I’m a woman, and I don’t know what they’re referring to. I’m sure mucus can provide all sorts of unsavoury albeit useful daily information, but why put it on the website?
I wanted to think of you Knights as sweet goofy Old Boys. Now I can’t. This annoys me. Thanks, old-time religion.
See what these efforts to bring religion back into public life have wrought? We’re fighting for an Afghan pseudo-government whose values we despise, everyone in Ontario is sucking on a pencil and writing hymns to themselves on cocktail napkins, and I can’t stop thinking about informational mucus.
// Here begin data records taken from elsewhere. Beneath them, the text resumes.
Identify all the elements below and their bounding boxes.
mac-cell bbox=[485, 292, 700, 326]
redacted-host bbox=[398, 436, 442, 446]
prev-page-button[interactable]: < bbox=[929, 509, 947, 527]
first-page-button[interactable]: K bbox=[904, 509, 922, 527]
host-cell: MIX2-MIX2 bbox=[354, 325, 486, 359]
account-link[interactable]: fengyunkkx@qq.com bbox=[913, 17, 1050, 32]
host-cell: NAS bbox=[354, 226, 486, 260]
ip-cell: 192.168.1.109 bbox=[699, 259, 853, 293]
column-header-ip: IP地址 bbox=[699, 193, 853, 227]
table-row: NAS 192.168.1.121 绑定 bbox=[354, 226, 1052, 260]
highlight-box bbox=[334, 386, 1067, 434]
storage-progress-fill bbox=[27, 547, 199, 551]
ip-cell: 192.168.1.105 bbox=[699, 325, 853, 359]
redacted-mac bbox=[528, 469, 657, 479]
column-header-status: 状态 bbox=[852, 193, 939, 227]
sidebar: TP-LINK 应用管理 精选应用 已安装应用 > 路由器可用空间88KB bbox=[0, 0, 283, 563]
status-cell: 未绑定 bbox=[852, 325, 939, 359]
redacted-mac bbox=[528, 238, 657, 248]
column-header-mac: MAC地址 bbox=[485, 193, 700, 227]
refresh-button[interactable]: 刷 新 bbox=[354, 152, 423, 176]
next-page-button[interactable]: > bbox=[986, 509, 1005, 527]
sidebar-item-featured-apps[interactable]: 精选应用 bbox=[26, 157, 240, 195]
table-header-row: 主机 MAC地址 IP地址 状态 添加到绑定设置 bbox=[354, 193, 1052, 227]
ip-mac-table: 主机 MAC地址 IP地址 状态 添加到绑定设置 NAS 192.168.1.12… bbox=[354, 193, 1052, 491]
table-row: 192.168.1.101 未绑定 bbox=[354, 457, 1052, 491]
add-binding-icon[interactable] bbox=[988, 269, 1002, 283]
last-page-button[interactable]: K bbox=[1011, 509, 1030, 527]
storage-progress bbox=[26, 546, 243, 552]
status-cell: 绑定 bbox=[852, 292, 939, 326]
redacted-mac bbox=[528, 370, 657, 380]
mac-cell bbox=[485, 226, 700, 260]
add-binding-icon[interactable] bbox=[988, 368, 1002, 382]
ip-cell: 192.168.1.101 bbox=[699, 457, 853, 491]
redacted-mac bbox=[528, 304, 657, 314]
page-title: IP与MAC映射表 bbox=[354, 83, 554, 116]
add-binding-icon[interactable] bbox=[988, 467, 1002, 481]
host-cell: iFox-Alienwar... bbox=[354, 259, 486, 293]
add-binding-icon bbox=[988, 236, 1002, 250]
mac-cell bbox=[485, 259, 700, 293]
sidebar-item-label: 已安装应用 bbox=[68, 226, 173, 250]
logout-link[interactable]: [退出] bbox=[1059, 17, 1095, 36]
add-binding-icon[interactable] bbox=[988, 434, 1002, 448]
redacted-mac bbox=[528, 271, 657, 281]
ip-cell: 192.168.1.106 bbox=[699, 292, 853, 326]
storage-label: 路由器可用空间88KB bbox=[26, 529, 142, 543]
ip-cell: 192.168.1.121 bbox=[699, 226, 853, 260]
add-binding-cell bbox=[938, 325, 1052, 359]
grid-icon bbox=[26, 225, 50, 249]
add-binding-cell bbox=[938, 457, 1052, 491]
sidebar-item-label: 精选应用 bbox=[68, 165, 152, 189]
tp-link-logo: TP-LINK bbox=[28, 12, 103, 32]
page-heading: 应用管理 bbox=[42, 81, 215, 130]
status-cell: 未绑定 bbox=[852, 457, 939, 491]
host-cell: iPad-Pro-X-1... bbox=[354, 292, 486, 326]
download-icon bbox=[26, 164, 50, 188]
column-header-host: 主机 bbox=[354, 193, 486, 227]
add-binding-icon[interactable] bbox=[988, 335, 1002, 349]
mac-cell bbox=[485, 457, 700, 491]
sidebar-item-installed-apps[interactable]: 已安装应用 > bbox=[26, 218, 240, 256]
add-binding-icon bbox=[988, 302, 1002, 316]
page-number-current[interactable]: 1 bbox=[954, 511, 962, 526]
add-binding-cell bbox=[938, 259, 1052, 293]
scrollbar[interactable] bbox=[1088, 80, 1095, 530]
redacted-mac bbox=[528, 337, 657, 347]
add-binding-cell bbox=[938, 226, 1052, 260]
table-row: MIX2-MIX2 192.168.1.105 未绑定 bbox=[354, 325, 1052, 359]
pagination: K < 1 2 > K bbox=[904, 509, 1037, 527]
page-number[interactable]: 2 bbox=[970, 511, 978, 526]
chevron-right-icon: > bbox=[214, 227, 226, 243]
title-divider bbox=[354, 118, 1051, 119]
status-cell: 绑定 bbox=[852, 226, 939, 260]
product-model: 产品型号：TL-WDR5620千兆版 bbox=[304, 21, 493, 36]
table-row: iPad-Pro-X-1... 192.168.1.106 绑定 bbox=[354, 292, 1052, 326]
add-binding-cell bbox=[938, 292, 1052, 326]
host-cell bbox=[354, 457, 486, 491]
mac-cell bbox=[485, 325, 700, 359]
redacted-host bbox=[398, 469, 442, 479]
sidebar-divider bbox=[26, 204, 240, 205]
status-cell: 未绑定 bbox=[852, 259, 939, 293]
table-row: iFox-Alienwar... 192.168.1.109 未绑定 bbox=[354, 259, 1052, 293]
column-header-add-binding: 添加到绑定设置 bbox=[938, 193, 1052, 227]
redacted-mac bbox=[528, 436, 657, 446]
It is distracting, and tiring and distasteful. I blame the religionists.
This Week
Time Out’s 1000 Books to Change Your Life is another great collection from the British city entertainment listings company set up by Tony Elliott in 1968.
Unlike other 1960s creations like Rolling Stone magazine, it has maintained its youth and energy, and is credible and entertaining and, well, wonderful at everything it does. The 1000 doesn’t threaten the reader with the “before you die” element so popular in other list books intended to depress you into purchasing.
It is elegantly done, basing its list on Shakespeare’s seven ages of man speech from As You Like It. So there are books on babies, women in war, diaries, siblings, old age, death, etc. interspersed with mini-essays by writers naming their life-changing book. Jonathan Franzen chooses The Trial by Franz Kafka, “about the comedy of not knowing yourself.” Hari Kunzru chooses Gravity’s Rainbow, so now I’ll have to read it. I adore the guide and I credit Indigo with having the wisdom to stock it.
People give Indigo a hard time but it is more adventurous and admirable than they may think.